Questo libro, dunque, vorrebbe insinuare il sospetto che il retaggio più autentico e il significato più puro dell’esperienza di Pasolini non si annidino nella sua cultura antagonista (prediletta dalla Sinistra radicale); non nel cupio dissolvi di un’idea irrazionale della Storia e dell’esistenza (tanto caro al pensiero di Destra); non nel mistero assurdo della sua orrenda morte, e neanche nella sua omosessualità o comunque nell’idea che il corpo sia il luogo privilegiato della conoscenza del mondo (nuova voga che al centro dell’ispirazione pasoliniana mette l’erotismo).
Queste dimensioni, infatti, abitano a pieno titolo l’esperienza estetica pasoliniana, ma nessuna di esse definisce questa esperienza tout court. Il retaggio più vero del poeta, infatti, sopravanza la politica, mette in secondo piano la primazia del corpo, supera l’omosessualità, si lascia alle spalle la tormentata biografia e fa perfino dimenticare, per poco e con dolore, la ferita dal suo brutale assassinio. Pasolini, insomma, resiste indenne e non consumato solo grazie alla bellezza della sua parola poetica, che ci raggiunge ancora fresca e chiara a quarant’anni dalla morte grazie al riverbero infinito generato da una moltitudine segreta di lettori muti: da una «ressa di ignoti» (come direbbe lui) che senza clamore attraverso le sue poesie conoscono.
La grandezza di Pasolini, Classico egli stesso, ha a che fare con questa straordinaria capacità di distillare come Petrarca e di sognare come Dante una lingua emozionata e colta che accetta la sfida della realtà. Tuttavia, anche se fresca e chiara, quella di Pasolini non è una scrittura semplice. La chiarezza è un dono prezioso che appartiene a un’esigua schiera di creature. Appartiene ai bambini che esprimono in modo sempre nuovo ciò che hanno capito lentamente e con immensa fatica.
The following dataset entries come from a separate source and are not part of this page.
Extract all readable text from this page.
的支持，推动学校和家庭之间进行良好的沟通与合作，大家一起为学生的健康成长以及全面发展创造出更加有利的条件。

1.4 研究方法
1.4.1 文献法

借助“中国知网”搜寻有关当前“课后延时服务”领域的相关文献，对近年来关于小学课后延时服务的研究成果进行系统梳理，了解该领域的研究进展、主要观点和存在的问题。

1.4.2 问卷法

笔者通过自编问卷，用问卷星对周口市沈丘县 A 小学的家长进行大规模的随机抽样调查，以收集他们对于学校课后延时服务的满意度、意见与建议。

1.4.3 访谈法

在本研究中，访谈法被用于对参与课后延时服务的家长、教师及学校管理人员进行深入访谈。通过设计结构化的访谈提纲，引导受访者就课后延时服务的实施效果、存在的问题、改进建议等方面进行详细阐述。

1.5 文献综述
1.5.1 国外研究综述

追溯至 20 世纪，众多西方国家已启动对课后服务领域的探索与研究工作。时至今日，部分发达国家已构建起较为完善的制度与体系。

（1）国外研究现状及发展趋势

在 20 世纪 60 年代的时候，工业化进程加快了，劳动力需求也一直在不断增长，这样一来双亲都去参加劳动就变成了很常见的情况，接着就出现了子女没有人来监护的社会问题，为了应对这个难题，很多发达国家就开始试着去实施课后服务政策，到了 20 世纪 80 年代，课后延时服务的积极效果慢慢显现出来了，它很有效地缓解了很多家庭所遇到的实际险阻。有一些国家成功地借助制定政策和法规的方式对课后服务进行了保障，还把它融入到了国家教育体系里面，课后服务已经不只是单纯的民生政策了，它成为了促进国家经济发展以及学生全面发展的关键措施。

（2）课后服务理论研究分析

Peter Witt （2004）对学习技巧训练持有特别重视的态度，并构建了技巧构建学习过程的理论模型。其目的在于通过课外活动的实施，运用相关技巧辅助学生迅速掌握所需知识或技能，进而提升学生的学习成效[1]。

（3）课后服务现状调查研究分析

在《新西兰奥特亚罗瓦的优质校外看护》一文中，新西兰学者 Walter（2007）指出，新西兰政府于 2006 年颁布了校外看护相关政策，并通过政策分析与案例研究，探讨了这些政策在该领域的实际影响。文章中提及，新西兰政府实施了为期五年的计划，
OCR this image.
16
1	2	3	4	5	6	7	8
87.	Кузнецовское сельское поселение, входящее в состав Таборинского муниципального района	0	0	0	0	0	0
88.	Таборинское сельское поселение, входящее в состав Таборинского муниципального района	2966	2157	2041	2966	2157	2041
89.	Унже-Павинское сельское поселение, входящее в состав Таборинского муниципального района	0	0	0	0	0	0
E poi la chiarezza appartiene agli artisti, ai poeti, a tutti gli ingegni che come i bambini nella lentezza restano operosi e curiosi anche in età mature: animi in cui la ragione adulta è illuminata dalla infanzia creatrice, che avvertono il mondo come un’apparizione prodigiosa da decifrare con nessi simbolici inediti, con nuove vie di senso, con visioni cui nessuno aveva pensato prima e che con prodigiosa naturalezza prolungano la creatività della natura grazie all’arte.
Ebbene la lingua di Pasolini è una lingua chiara ma non semplice. Non è cioè una lingua che ammanta pensieri facili o verità da consumare alla prima lettura. È una lingua che sembra semplificare e invece complica. Le parole sono accuratamente ponderate, soppesate, ricercate, talvolta torturate. Spesso sono parole correnti, che si espongono alla contemporaneità accogliendo la sfida dell’attualità, parole intolleranti a sistemi stilistici rigidi. Eppure le parole di Pasolini hanno una storia, numi tutelari, riferimenti culturali precisi e una vitalità metaforica che gareggia con la migliore tradizione letteraria.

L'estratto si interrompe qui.